Over the weekend, services were held to mark Remembrance Day and honour those that had lost their lives in war. Schools took part in these services, with many holding their own, so that students could pay their respects.
On Sunday, staff and pupils from Rydal Penrhos gathered near the war memorial in Queen’s Gardens and a small service was conducted, before a parade moved on to St Paul’s Church. Dignitaries at the service included Clwyd West MP David Jones, Cllr John Davies, mayor of Colwyn Bay and veterans from the region. The school were one of many establishments that laid a poppy wreath at the town’s cenotaph to honour the fallen.
Acting head Roger McDuff, said: “It was a very moving and poignant service and it was lovely to see the school so well represented. It was also nice to see so many staff members there as part of different organisations, highlighting the good work that they are doing in the community.”
At Duke of York’s Military School, students and staff paid tribute at Remembrance events in London, Dover and across the Channel in Belgium to service personnel who lost their lives in conflict.

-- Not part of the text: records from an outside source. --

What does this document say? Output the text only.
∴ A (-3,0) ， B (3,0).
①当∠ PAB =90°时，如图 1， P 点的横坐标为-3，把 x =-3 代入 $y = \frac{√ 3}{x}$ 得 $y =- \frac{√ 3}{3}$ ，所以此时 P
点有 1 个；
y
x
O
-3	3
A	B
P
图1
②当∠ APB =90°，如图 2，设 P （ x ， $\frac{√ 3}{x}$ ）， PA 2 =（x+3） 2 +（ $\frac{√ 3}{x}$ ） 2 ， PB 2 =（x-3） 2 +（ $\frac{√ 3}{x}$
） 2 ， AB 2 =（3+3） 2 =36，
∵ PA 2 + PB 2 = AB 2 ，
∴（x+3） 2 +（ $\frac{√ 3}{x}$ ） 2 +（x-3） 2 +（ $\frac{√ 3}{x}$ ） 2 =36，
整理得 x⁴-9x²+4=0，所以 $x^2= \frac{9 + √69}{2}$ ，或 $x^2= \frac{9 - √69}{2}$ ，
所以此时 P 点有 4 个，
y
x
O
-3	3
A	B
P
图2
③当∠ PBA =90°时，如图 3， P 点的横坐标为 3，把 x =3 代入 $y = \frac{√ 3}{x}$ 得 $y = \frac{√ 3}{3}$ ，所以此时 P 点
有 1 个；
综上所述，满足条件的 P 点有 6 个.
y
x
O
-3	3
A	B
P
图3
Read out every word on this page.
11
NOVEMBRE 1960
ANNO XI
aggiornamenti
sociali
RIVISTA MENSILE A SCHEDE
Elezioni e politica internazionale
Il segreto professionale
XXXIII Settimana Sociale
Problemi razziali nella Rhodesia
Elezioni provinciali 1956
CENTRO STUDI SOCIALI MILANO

Executive Principal and Commandant Chris Russell and students and staff from the school took part in the Torch Lighting Ceremony of the British Torch of Remembrance at Westminster Abbey’s Tomb of the Unknown Warrior last week. Back in Kent, cadets from the school provided a Guard of Honour, buglers and drummers for a Service of Remembrance at Dover Marine Railway Station (now the cruise terminal) in support of the British Torch of Remembrance and railway company Southeastern, as the torch continued its journey to Ostend and Flanders. Over in Belgium, the British Torch of Remembrance UK branch, which is now run by the school, met the Belgian branch of the Torch of Remembrance, visiting the Menin Gate, Flanders Fields and the Kings Day Parade in Brussels. Remembrance is a poignant time for the school because of its strong military ethos and popularity with parents serving in the Armed Forces.
Chris Russell, who is also Chairman of the British Torch of Remembrance, said: “Many of our pupils have parents serving in the Armed Forces so Remembrance Day has particular meaning and significance to them. We are honoured that the school was chosen to take part in memorial events at Westminster Abbey and in Flanders.”
At Abbey Gate College they paid tribute to Remembrance Day by holding a special concert to raise money for charity. The concert took place at Chester Cathedral on the evening of Remembrance Day and the chapel choir, concert band, syncopators, saightonians and soloists performed to an audience of 130 in aid of the Catherdral’s twin Parish of Nkotakota, Melawi. The concert raised more than £1,000 for the charity.
Head of Music, Stewart Smith, said: “The concert was a huge success and it made the event even more poignant for those taking part to be held on such an important date. The pupils all performed at their best and the school is thrilled that so much money was raised for a truly worthy cause.”